H+ Calculation for 0.220 M Aniline Solution with Kb = 7.4e-10

[parwana]

Calculate [H+]?

Calculate [ H + ] of a 0.220 M solution of Aniline C6H5NH2 Kb = 7.4e-10

 

[Sirus]

Consider that for a reaction
$$HA_{(aq)}\rightleftharpoons~H^{+}_{(aq)}~+~A^{-}_{(aq)}$$
we can use
$$K_{a}=\frac{[H^{+}_{(aq)}][A^{-}_{(aq)}]}{[HA_{(aq)}]}$$
How can you find $K_{a}$ when given $K_{b}$?

 

[chem_tr]

Sirus is right; an alternative point of view may be using dissociative approach. In this, you start with 0.220 M of aniline, but only $\displaystyle x$ of it is ionized to give some $\displaystyle H^+$. We know the equilibrium constant of this reaction, i.e., $$\displaystyle \frac {10^{-14}}{K_b}$$.

$$\displaystyle \underbrace{C_6H_5NH_2_{(aq)}}_{0.220-x} \leftrightharpoons \underbrace{C_6H_5NH^-_{(aq)}}_{x}+\underbrace{H^+_{(aq)}}_{x}$$

Now it is better for you to consider the magnitude of $$\displaystyle \frac {10^{-14}}{K_b}$$; for the sake of simplification, you may omit the $\displaystyle x$ in $\displaystyle 0.220-x$, as we may omit values generally less than 5%. Of course, you may also want to solve the quadratic equation to find the exact answer, but believe me this is not very necessary.

What you'll do next is to find the $\displaystyle -\log x$.

 

[ShawnD]

Sirus is right; an alternative point of view may be using dissociative approach. In this, you start with 0.220 M of aniline, but only $\displaystyle x$ of it is ionized to give some $\displaystyle H^+$. We know the equilibrium constant of this reaction, i.e., $$\displaystyle \frac {10^{-14}}{K_b}$$.

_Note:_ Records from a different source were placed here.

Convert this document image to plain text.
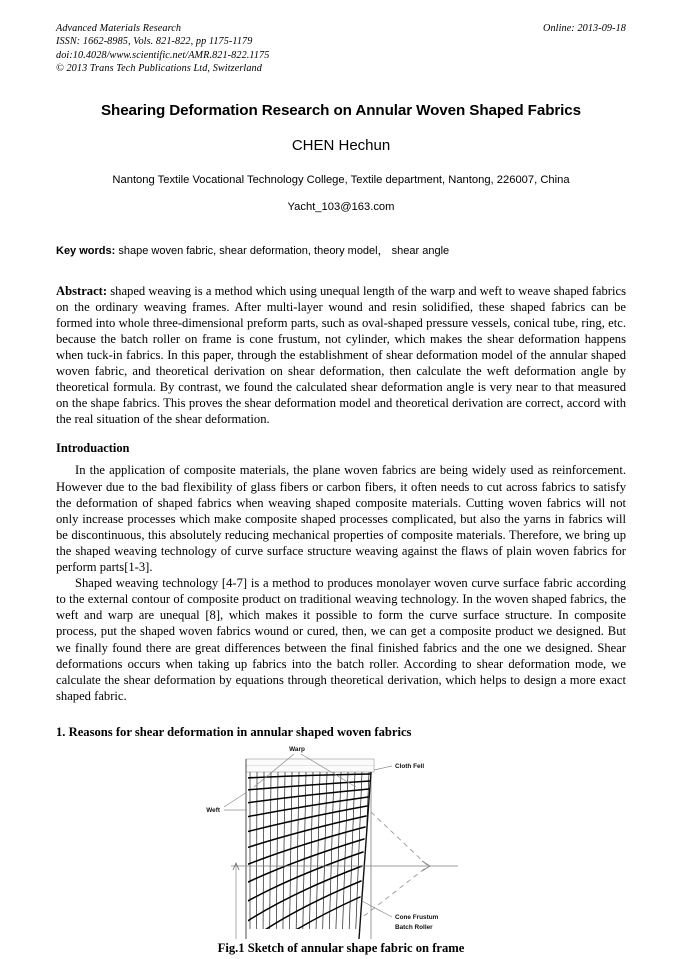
Online: 2013-09-18
Advanced Materials Research
ISSN: 1662-8985, Vols. 821-822, pp 1175-1179
doi:10.4028/www.scientific.net/AMR.821-822.1175
© 2013 Trans Tech Publications Ltd, Switzerland
Shearing Deformation Research on Annular Woven Shaped Fabrics
CHEN Hechun
Nantong Textile Vocational Technology College, Textile department, Nantong, 226007, China
Yacht_103@163.com
Key words: shape woven fabric, shear deformation, theory model， shear angle
Abstract: shaped weaving is a method which using unequal length of the warp and weft to weave shaped fabrics on the ordinary weaving frames. After multi-layer wound and resin solidified, these shaped fabrics can be formed into whole three-dimensional preform parts, such as oval-shaped pressure vessels, conical tube, ring, etc. because the batch roller on frame is cone frustum, not cylinder, which makes the shear deformation happens when tuck-in fabrics. In this paper, through the establishment of shear deformation model of the annular shaped woven fabric, and theoretical derivation on shear deformation, then calculate the weft deformation angle by theoretical formula. By contrast, we found the calculated shear deformation angle is very near to that measured on the shape fabrics. This proves the shear deformation model and theoretical derivation are correct, accord with the real situation of the shear deformation.
Introduaction

In the application of composite materials, the plane woven fabrics are being widely used as reinforcement. However due to the bad flexibility of glass fibers or carbon fibers, it often needs to cut across fabrics to satisfy the deformation of shaped fabrics when weaving shaped composite materials. Cutting woven fabrics will not only increase processes which make composite shaped processes complicated, but also the yarns in fabrics will be discontinuous, this absolutely reducing mechanical properties of composite materials. Therefore, we bring up the shaped weaving technology of curve surface structure weaving against the flaws of plain woven fabrics for perform parts[1-3].

Shaped weaving technology [4-7] is a method to produces monolayer woven curve surface fabric according to the external contour of composite product on traditional weaving technology. In the woven shaped fabrics, the weft and warp are unequal [8], which makes it possible to form the curve surface structure. In composite process, put the shaped woven fabrics wound or cured, then, we can get a composite product we designed. But we finally found there are great differences between the final finished fabrics and the one we designed. Shear deformations occurs when taking up fabrics into the batch roller. According to shear deformation mode, we calculate the shear deformation by equations through theoretical derivation, which helps to design a more exact shaped fabric.

1. Reasons for shear deformation in annular shaped woven fabrics
Warp
Weft
Cloth Fell
Cone Frustum
Batch Roller
Fig.1 Sketch of annular shape fabric on frame
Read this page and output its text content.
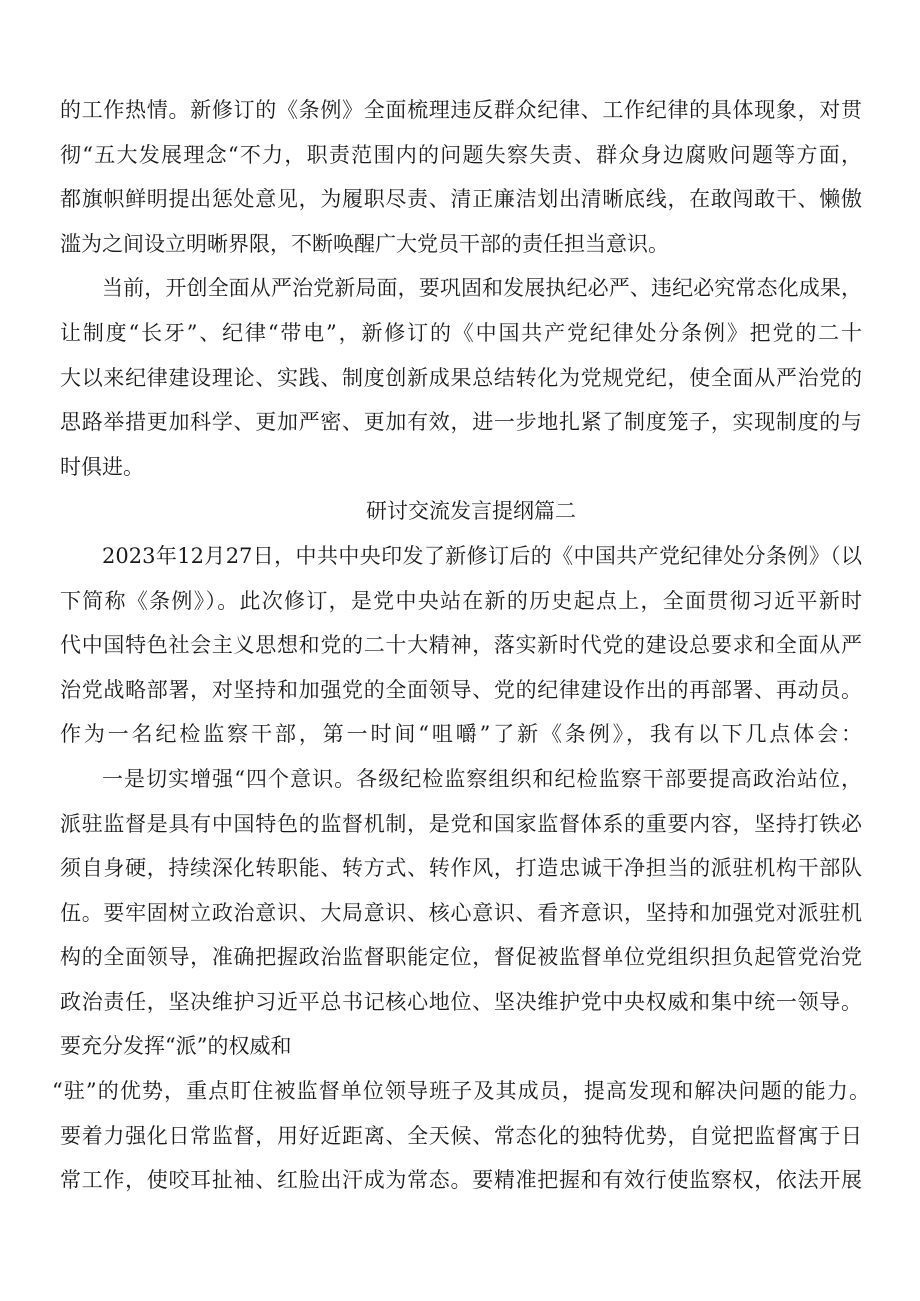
的工作热情。新修订的《条例》全面梳理违反群众纪律、工作纪律的具体现象，对贯
彻“五大发展理念“不力，职责范围内的问题失察失责、群众身边腐败问题等方面，
都旗帜鲜明提出惩处意见，为履职尽责、清正廉洁划出清晰底线，在敢闯敢干、懒傲
滥为之间设立明晰界限，不断唤醒广大党员干部的责任担当意识。
当前，开创全面从严治党新局面，要巩固和发展执纪必严、违纪必究常态化成果，
让制度“长牙”、纪律“带电”，新修订的《中国共产党纪律处分条例》把党的二十
大以来纪律建设理论、实践、制度创新成果总结转化为党规党纪，使全面从严治党的
思路举措更加科学、更加严密、更加有效，进一步地扎紧了制度笼子，实现制度的与
时俱进。
研讨交流发言提纲篇二
2023年12月27日，中共中央印发了新修订后的《中国共产党纪律处分条例》（以
下简称《条例》）。此次修订，是党中央站在新的历史起点上，全面贯彻习近平新时
代中国特色社会主义思想和党的二十大精神，落实新时代党的建设总要求和全面从严
治党战略部署，对坚持和加强党的全面领导、党的纪律建设作出的再部署、再动员。
作为一名纪检监察干部，第一时间“咀嚼”了新《条例》，我有以下几点体会：
一是切实增强“四个意识。各级纪检监察组织和纪检监察干部要提高政治站位，
派驻监督是具有中国特色的监督机制，是党和国家监督体系的重要内容，坚持打铁必
须自身硬，持续深化转职能、转方式、转作风，打造忠诚干净担当的派驻机构干部队
伍。要牢固树立政治意识、大局意识、核心意识、看齐意识，坚持和加强党对派驻机
构的全面领导，准确把握政治监督职能定位，督促被监督单位党组织担负起管党治党
政治责任，坚决维护习近平总书记核心地位、坚决维护党中央权威和集中统一领导。
要充分发挥“派”的权威和
“驻”的优势，重点盯住被监督单位领导班子及其成员，提高发现和解决问题的能力。
要着力强化日常监督，用好近距离、全天候、常态化的独特优势，自觉把监督寓于日
常工作，使咬耳扯袖、红脸出汗成为常态。要精准把握和有效行使监察权，依法开展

$$\displaystyle \underbrace{C_6H_5NH_2_{(aq)}}_{0.220-x} \leftrightharpoons \underbrace{C_6H_5NH^-_{(aq)}}_{x}+\underbrace{H^+_{(aq)}}_{x}$$

Aniline is a base, not an acid. Hydrogen will stick to the lone pair on the nitrogen so the reaction is like this:

$$C_6H_5NH_2 + H_2O \rightarrow C_6H_5NH_3^+ + OH^-$$

 

[Sirus]

In that case, for a reaction
$$B_{(aq)}~+~H_{2}O_{(l)}\rightleftharpoons~BH^{+}_{(aq)}~+~OH^{-}_{(aq)}$$
we can use
$$K_{b}=\frac{[BH^{+}_{(aq)}][OH^{-}_{(aq)}]}{[B_{(aq)}]}$$

 

[chem_tr]

Dear ShawnD, you are right about aqueous reactions, but don't forget that there are very powerful bases for using in non-aqueous phases like sodium hydride, lithium diisopropylamide, etc, which can take a proton to give anilinide anion.

In most cases, your reaction is sufficient, and same things may be said for Sirus' last post.